У него был низкий спокойный голос. Ей с трудом верилось, что это тот самый трудный ребенок, который жил с ней в материнской квартире во время расследования дела Бирк-Ларсен.
— Хорошо, что ты приехала. Надолго?
— Нет, скоро уже пора возвращаться.
— Бабушка сказала, что у тебя было собеседование насчет работы. И что, возможно, ты снова будешь жить в Копенгагене.
— Нет. Как у тебя дела?
— Нормально.
На лице его промелькнуло разочарование. И на мгновение он превратился в того, двенадцатилетнего Марка. Она снова подвела его. Но потом он взял ее за руки, поцеловал в щеку, произнес что-то милое, и ужасно взрослое, и понимающее.
Вибеке с новой силой призывала всех угощаться тортом.
Взгляд Лунд упал на пол. Там что-то валялось — смятая целлофановая упаковка рядом с грудой оберток, сорванных с подарков. Эта упаковка была точно такого же размера, как и та надорванная, что была найдена в доме Анны Драгсхольм.
Рут Хедебю очень не понравилось, когда Лунд сказала, что нужно вернуться к самому началу и поискать получше. Но на самом деле в этом и состояла работа полицейского. Он должен искать. Смотреть. Постоянно.

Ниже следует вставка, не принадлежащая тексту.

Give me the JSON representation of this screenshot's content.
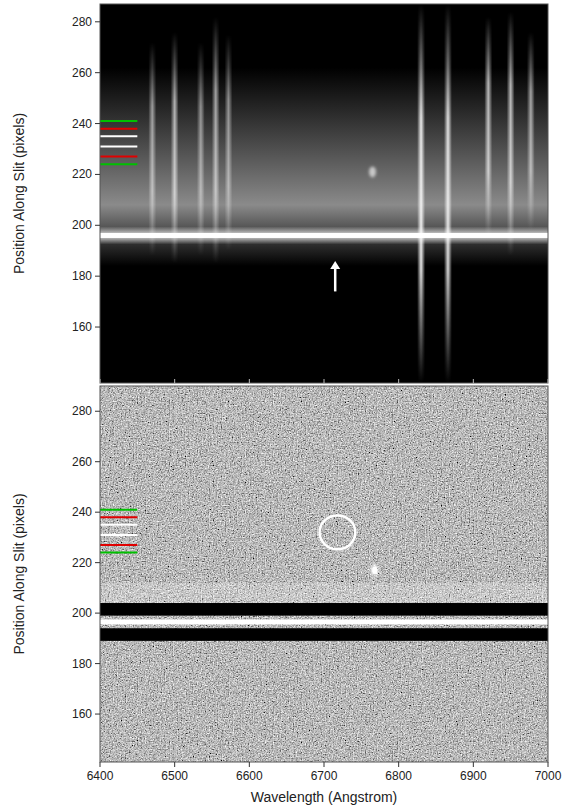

Лунд нагнулась и подняла целлофан с пола. Огляделась: рядом на столе лежала новая кассета в ожидании своей очереди скользнуть в видеокамеру Бьорна.
Она спрятала обертку в карман и ушла в коридор, чтобы позвонить. Звонков она сделала два.
— Странге слушает.
— Это Лунд. Я не могу дозвониться до Брикса.
— У вас что-то важное? Я занят.
Он был где-то на улице, она слышала шум машин.
— Это об убийстве Драгсхольм. Тот кусок целлофана…
— Вы же говорили, что больше не занимаетесь этим.
— Он все снимал. Если вы не думаете, что муж способен на такое, то вы обвиняете не того человека.
Странге молчал.
— Я хочу снова осмотреть дом, — сказала Лунд. — Это возможно?
Долгий несчастный вздох.
— Дайте мне час.
— А почему не теперь, Странге?
— Через час, — повторил он и дал отбой.
За ее спиной гости затянули песню. У нее было ужасное ощущение, что от нее ждут активного участия.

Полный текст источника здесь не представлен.